Here's a fun one! You may already know that tarball is a pure archive format, and that any compression is applied to the whole archive as a unit. That is to say that compression is not actually applied at the file level, but to the entire archive.

This is a trade-off the designers made to limit complexity, and as a side-effect, is the reason why you can't randomly access parts of a compressed tarball.

What you may not know is that the tar utility has built-in support for a few formats! GZIP is probably the most commonly used for historical reasons, but zstd and lz4 are built-in options on my Mac. This is probably system-dependent, so check your local manpages.

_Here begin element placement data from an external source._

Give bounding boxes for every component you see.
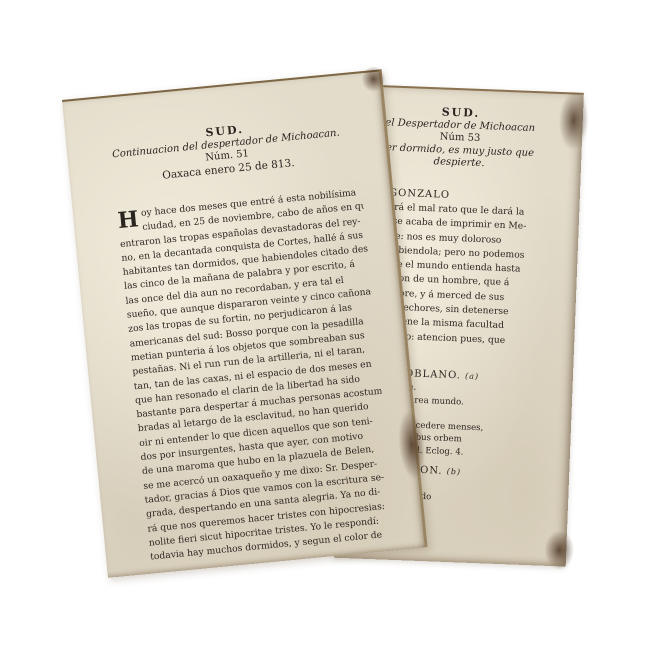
footnote-ref-a: (a) <box>465 372 479 382</box>
drop-cap: H <box>117 209 140 231</box>
photo-scene: SUD. cion del Despertador de Michoacan N… <box>0 0 650 650</box>
burn-mark <box>360 65 386 93</box>
left-page-header: SUD. Continuacion del despertador de Mic… <box>66 109 388 191</box>
left-page-body: H oy hace dos meses que entré á esta nob… <box>117 186 396 565</box>
left-page: SUD. Continuacion del despertador de Mic… <box>62 69 428 578</box>
burn-mark <box>543 530 575 571</box>
footnote-ref-b: (b) <box>447 467 462 477</box>
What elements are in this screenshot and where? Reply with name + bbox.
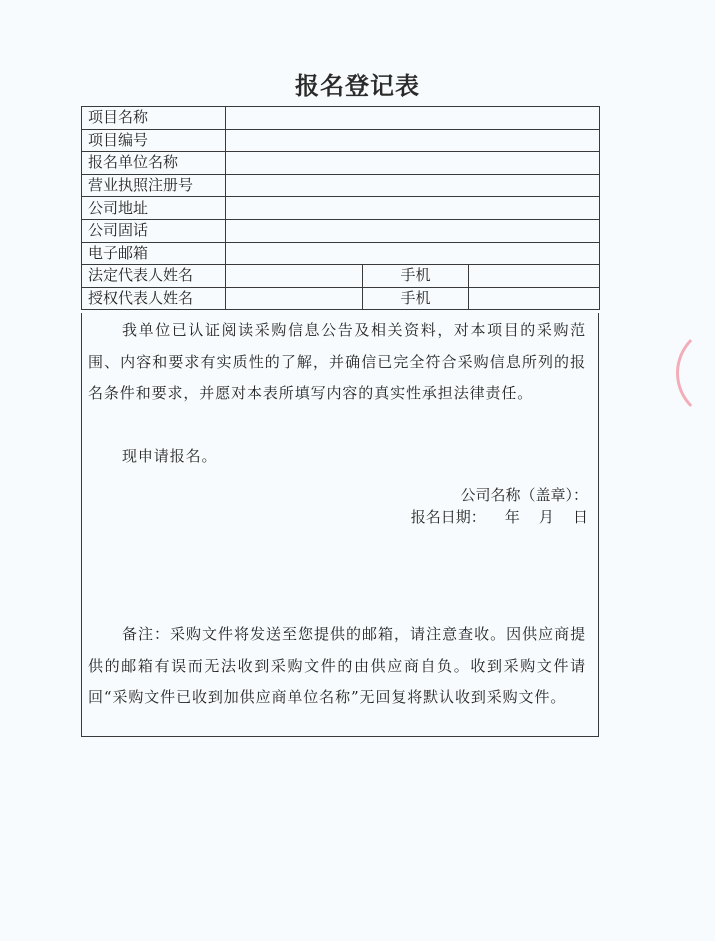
field-label-company-address: 公司地址 (82, 197, 226, 220)
field-value-company-address[interactable] (226, 197, 600, 220)
table-row: 报名单位名称 (82, 152, 600, 175)
field-value-legal-rep-mobile[interactable] (469, 265, 600, 288)
apply-text: 现申请报名。 (88, 441, 586, 473)
field-label-project-name: 项目名称 (82, 107, 226, 130)
declaration-box: 我单位已认证阅读采购信息公告及相关资料，对本项目的采购范围、内容和要求有实质性的… (81, 313, 599, 737)
field-value-email[interactable] (226, 242, 600, 265)
table-row: 法定代表人姓名 手机 (82, 265, 600, 288)
page-title: 报名登记表 (0, 66, 715, 101)
registration-table: 项目名称 项目编号 报名单位名称 营业执照注册号 公司地址 公司固话 电子邮箱 (81, 106, 600, 310)
table-row: 营业执照注册号 (82, 174, 600, 197)
field-label-legal-rep: 法定代表人姓名 (82, 265, 226, 288)
table-row: 公司地址 (82, 197, 600, 220)
note-text: 备注：采购文件将发送至您提供的邮箱，请注意查收。因供应商提供的邮箱有误而无法收到… (88, 619, 586, 714)
red-seal-stamp-icon (676, 325, 715, 421)
declaration-text: 我单位已认证阅读采购信息公告及相关资料，对本项目的采购范围、内容和要求有实质性的… (88, 315, 586, 410)
field-label-applicant-name: 报名单位名称 (82, 152, 226, 175)
field-label-authorized-rep: 授权代表人姓名 (82, 287, 226, 310)
field-value-authorized-rep[interactable] (226, 287, 363, 310)
field-label-business-license: 营业执照注册号 (82, 174, 226, 197)
field-label-authorized-rep-mobile: 手机 (363, 287, 469, 310)
table-row: 授权代表人姓名 手机 (82, 287, 600, 310)
field-label-company-phone: 公司固话 (82, 219, 226, 242)
field-label-project-number: 项目编号 (82, 129, 226, 152)
field-value-authorized-rep-mobile[interactable] (469, 287, 600, 310)
table-row: 项目名称 (82, 107, 600, 130)
field-label-legal-rep-mobile: 手机 (363, 265, 469, 288)
table-row: 公司固话 (82, 219, 600, 242)
field-label-email: 电子邮箱 (82, 242, 226, 265)
table-row: 项目编号 (82, 129, 600, 152)
table-row: 电子邮箱 (82, 242, 600, 265)
field-value-applicant-name[interactable] (226, 152, 600, 175)
field-value-company-phone[interactable] (226, 219, 600, 242)
field-value-project-number[interactable] (226, 129, 600, 152)
field-value-project-name[interactable] (226, 107, 600, 130)
field-value-legal-rep[interactable] (226, 265, 363, 288)
field-value-business-license[interactable] (226, 174, 600, 197)
company-seal-label: 公司名称（盖章）： (460, 484, 588, 506)
application-date-label: 报名日期： 年 月 日 (411, 506, 588, 528)
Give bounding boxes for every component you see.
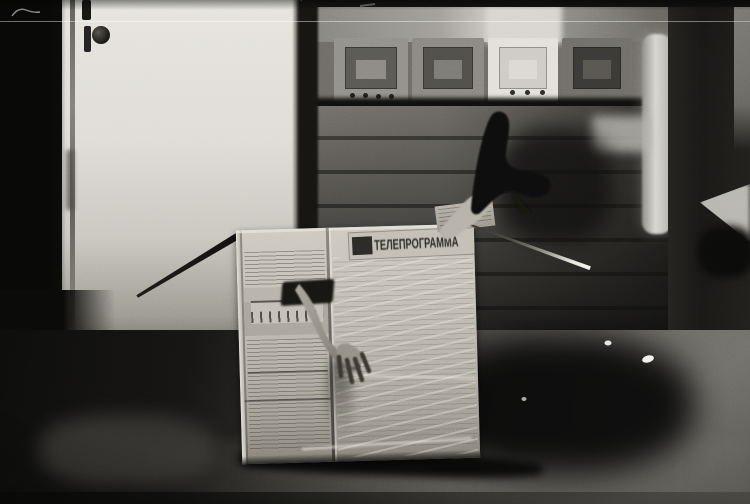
film-scratch-line [0,21,750,22]
corner-squiggle-scratch [12,9,40,16]
top-vignette [0,0,750,10]
ground-speck-2 [641,354,654,364]
figures-overlay [0,0,750,504]
boot-heel-mark [512,194,531,213]
ground-speck-3 [522,397,527,401]
boot [471,111,550,214]
ground-speck-1 [605,341,612,346]
wall-chalk-marks [506,10,542,14]
photograph: ТЕЛЕПРОГРАММА [0,0,750,504]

Here's an example of compressing and decompressing with zstd:

tar --zstd -cf directory.tar.zst directory/
tar --zstd -xf directory.tar.zst

You can also use this with any (de)compression program that operates on stdin and stdout!

tar --use-compress-program zstd -cf directory.tar.zst directory/

Pretty cool, huh? It's no different that using pipes at the end of the day, but it does simplify the invocation a bit in my opinion.

After I initially published this article, @cartocalypse@norden.social noted that some versions of tar include the -a/--auto-compress option which will automatically determine format and compression based on the suffix! Check your manpages for details; it appears to work on FreeBSD, macOS (which inherits the FreeBSD implementation), and GNU tar.